Colonel Charles Augustus Lindbergh, c.1928.

Charles A. Lindbergh, a native of Little Falls, became a world-famous aviator after completing the first nonstop, solo transatlantic flight in May 1927.

Charles Augustus Lindbergh was born in Detroit, Michigan, in 1902. He grew up outside Little Falls on a 110-acre farm on the banks of the Mississippi River. Though they never divorced, Lindbergh’s parents, Charles August (C. A.) and Evangeline, were estranged. After the complete loss of their home to fire in 1905, they lived in separate homes.

The Lindberghs built a smaller home on the original’s foundation. It became a summer residence for Lindbergh and his mother, who traveled to Washington, D.C., each winter for ten years following C. A. Lindbergh’s election to the U.S. House of Representatives. Charles Lindbergh attended college at the University of Wisconsin, Madison, in fall 1920. After three semesters, he was dropped from the program and enrolled at the Nebraska Aircraft Corporation's flying school. He spent time on the barnstorming circuit before purchasing his first plane, a Curtiss JN4-D, commonly called a “Jenny.”

In 1924, Lindbergh enrolled in Army Flying School, where he graduated at the top of his class.
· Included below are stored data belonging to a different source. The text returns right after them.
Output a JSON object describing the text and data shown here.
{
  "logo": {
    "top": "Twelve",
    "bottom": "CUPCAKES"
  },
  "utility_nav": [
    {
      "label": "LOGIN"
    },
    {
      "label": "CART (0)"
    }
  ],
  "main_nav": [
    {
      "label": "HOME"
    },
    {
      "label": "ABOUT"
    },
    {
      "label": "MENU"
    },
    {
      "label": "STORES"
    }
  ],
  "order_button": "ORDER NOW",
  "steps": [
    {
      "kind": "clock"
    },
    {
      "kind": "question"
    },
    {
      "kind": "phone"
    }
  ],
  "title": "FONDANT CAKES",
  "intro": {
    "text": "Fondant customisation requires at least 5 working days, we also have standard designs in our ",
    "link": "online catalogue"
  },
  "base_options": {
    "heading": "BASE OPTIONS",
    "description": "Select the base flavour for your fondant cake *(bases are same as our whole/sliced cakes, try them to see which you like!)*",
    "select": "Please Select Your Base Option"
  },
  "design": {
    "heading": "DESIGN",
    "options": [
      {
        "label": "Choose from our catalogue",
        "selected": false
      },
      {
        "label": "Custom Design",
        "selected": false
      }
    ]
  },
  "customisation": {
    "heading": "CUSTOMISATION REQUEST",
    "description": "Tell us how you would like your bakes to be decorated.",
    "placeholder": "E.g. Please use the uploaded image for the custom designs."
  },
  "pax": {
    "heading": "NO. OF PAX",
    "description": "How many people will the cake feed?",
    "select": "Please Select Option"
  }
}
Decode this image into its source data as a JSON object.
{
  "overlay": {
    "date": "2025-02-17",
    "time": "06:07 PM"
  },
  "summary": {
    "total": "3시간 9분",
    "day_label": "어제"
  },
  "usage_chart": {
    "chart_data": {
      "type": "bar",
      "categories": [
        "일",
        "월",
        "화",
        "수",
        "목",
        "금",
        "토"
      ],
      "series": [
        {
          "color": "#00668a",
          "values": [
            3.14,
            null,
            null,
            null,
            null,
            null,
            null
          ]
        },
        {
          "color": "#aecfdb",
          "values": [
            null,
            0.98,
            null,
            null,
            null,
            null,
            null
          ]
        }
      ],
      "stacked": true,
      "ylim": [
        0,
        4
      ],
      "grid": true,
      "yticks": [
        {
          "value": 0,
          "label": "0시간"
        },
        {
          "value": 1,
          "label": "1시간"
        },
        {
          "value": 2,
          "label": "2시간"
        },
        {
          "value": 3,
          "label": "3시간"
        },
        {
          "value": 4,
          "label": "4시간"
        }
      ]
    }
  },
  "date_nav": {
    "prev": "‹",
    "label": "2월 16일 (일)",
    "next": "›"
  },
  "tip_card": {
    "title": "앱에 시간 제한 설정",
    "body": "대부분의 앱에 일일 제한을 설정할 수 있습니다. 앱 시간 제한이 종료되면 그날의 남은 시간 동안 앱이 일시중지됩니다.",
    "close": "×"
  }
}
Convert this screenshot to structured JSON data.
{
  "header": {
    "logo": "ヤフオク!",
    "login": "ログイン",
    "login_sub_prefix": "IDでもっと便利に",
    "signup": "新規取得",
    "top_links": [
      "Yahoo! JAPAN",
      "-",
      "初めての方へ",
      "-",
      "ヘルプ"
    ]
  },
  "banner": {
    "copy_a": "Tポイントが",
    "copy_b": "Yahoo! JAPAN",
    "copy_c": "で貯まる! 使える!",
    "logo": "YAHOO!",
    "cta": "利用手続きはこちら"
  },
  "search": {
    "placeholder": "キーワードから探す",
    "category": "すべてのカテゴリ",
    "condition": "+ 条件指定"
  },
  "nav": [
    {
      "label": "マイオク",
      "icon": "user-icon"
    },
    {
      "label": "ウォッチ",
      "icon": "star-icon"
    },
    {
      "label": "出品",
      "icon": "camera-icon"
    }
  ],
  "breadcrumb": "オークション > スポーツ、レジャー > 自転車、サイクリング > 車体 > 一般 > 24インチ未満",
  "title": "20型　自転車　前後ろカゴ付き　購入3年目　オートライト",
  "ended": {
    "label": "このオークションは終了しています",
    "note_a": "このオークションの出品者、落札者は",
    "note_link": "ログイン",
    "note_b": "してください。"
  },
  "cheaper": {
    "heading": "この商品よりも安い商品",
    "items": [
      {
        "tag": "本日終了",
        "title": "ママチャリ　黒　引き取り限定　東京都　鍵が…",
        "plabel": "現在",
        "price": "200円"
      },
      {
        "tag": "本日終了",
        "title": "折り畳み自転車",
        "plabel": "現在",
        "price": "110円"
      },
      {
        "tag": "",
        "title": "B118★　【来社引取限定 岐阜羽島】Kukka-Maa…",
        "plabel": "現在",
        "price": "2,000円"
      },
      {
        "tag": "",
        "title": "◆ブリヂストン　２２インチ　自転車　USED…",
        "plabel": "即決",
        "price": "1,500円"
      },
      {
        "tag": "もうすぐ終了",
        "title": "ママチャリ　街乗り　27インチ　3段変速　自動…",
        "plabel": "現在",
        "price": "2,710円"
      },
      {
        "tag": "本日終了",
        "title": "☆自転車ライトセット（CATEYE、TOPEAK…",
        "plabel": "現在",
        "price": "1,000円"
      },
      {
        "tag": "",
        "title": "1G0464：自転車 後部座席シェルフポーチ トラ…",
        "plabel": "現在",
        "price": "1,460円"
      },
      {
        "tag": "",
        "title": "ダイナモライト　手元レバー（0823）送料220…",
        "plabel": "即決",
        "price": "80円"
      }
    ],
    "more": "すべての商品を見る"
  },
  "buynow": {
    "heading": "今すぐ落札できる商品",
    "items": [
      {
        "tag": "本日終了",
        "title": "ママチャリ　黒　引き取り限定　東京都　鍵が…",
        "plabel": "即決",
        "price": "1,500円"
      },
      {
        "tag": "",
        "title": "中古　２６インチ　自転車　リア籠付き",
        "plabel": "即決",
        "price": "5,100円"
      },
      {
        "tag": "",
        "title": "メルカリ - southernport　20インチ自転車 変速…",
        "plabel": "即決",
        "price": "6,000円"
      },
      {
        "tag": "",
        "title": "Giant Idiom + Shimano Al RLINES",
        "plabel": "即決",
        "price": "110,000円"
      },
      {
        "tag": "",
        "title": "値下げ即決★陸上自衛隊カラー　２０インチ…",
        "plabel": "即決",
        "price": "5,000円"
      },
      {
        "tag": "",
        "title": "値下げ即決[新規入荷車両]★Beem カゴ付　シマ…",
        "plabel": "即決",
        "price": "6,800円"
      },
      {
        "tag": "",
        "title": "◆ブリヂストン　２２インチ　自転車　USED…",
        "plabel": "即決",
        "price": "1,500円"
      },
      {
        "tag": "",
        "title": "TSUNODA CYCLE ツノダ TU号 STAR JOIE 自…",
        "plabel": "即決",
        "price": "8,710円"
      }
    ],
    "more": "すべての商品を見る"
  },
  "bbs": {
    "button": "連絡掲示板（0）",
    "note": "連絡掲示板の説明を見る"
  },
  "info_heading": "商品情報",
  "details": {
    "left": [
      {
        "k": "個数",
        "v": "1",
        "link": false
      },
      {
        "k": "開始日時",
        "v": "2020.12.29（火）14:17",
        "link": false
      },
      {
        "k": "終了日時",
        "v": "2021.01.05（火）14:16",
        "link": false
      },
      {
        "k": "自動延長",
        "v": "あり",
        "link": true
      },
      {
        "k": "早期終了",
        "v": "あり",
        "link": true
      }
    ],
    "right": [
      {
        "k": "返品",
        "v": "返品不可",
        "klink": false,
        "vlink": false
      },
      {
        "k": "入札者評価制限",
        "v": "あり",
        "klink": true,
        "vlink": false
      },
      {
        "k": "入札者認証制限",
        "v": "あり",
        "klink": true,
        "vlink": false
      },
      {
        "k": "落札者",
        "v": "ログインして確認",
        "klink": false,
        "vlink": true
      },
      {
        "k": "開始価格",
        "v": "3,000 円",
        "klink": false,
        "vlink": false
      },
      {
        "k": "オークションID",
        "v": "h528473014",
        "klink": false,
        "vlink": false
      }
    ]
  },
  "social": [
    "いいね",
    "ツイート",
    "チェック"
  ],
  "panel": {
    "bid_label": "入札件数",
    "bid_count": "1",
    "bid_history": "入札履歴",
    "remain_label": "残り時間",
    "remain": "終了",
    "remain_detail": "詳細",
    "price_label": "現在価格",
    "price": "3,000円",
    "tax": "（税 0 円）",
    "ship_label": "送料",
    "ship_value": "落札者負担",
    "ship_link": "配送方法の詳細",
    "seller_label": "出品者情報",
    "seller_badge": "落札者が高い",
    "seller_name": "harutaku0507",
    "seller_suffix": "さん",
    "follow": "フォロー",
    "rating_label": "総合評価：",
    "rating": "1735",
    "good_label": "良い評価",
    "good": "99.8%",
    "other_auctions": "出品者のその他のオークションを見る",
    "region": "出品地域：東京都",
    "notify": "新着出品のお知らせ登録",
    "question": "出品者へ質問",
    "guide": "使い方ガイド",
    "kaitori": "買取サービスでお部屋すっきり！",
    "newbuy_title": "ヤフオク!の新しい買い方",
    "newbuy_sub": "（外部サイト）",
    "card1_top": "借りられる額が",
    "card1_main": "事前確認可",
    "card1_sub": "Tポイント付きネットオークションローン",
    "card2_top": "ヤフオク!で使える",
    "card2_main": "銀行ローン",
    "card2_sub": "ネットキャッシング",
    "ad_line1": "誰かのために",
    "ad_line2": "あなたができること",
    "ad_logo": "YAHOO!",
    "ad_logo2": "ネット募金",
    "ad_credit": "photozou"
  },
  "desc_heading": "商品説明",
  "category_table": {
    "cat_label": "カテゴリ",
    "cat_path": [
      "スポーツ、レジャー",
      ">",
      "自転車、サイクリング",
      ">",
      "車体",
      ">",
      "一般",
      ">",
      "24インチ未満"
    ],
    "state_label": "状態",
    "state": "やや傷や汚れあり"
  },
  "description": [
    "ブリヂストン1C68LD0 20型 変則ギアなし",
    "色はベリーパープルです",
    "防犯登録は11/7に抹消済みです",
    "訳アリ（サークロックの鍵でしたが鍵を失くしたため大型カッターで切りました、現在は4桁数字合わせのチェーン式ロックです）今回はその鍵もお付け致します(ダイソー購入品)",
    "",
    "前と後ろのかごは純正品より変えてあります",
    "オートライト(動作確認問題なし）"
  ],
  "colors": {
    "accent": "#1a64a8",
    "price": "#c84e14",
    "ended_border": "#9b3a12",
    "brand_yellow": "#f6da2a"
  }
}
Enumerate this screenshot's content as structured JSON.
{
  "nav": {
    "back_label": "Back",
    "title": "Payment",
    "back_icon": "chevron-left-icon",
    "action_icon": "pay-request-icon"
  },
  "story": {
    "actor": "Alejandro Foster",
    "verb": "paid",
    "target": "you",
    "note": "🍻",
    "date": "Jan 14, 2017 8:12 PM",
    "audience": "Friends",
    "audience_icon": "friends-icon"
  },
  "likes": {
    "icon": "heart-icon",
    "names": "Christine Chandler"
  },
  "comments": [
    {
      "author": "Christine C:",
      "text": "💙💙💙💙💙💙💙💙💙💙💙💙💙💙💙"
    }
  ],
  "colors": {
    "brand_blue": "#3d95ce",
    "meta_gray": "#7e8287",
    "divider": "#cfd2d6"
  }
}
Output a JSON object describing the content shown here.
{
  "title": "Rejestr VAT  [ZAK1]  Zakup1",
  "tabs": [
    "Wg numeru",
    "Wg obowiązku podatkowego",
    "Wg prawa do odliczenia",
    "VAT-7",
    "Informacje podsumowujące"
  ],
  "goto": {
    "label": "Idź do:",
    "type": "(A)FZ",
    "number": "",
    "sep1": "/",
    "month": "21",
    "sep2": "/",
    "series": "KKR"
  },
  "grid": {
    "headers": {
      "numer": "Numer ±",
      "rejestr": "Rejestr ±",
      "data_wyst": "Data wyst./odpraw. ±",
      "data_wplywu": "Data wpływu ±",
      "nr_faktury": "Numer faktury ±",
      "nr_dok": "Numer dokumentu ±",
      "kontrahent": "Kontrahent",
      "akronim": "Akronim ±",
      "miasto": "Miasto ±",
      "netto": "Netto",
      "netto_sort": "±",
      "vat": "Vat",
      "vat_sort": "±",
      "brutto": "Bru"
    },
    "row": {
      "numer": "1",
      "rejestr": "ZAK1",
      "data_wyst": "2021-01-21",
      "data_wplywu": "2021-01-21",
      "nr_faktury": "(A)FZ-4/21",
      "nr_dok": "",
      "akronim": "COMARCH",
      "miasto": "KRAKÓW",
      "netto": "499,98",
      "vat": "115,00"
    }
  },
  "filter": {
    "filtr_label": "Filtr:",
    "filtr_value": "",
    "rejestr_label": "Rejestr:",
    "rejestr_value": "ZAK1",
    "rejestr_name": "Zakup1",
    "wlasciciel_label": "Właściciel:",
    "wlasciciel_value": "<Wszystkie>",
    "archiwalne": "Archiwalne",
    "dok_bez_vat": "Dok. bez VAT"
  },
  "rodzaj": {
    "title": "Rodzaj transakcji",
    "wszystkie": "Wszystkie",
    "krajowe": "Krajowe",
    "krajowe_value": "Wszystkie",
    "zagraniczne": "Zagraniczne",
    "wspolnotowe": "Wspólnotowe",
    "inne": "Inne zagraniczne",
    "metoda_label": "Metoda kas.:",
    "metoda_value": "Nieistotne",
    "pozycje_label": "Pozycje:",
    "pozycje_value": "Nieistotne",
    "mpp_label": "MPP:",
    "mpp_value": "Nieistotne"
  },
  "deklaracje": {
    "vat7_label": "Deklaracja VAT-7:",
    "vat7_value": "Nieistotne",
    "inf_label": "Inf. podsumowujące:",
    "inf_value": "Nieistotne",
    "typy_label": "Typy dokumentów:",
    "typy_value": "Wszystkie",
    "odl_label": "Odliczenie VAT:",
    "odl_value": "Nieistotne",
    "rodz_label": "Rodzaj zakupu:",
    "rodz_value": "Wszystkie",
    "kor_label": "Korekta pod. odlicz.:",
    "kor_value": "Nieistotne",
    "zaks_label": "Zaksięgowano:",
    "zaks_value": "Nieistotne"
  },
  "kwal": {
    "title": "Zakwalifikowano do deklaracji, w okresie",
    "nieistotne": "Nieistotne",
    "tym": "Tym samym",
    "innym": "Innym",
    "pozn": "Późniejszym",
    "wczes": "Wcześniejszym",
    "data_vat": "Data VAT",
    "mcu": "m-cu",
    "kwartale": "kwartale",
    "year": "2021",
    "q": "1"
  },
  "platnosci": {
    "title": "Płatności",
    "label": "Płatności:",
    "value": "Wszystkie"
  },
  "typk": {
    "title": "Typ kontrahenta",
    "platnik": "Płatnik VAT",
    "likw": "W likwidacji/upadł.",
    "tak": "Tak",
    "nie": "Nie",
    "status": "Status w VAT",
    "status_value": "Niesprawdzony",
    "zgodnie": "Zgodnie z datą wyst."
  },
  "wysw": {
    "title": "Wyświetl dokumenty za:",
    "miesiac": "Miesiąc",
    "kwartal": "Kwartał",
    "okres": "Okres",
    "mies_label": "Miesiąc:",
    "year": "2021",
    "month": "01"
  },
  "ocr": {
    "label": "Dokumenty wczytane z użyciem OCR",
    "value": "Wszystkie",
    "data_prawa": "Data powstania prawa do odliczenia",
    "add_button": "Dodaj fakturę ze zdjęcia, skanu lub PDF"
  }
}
Following graduation, Lindbergh went to Lambert Field in St. Louis, Missouri. There, he accepted a job with the Robertson Aircraft Corporation as chief pilot for the soon-to-be-awarded St. Louis–Chicago airmail route.

In 1919, a French businessman, Raymond Orteig, offered a $25,000 prize to the first team to fly nonstop between New York, New York, and Paris, France. After learning of the prize, Lindbergh began to plan a flight to Paris. Lindbergh discussed his idea with St. Louis businessmen and aviation supporters who pooled their resources to provide Lindbergh with the funding to purchase an airplane that could make the transatlantic flight.

Ryan Aeronautical Company in San Diego, California, built the Spirit of St. Louis—a single-engine monoplane powered by a Wright Whirlwind J-5C engine—for $10,580. Lindbergh worked alongside the designer and the construction crew.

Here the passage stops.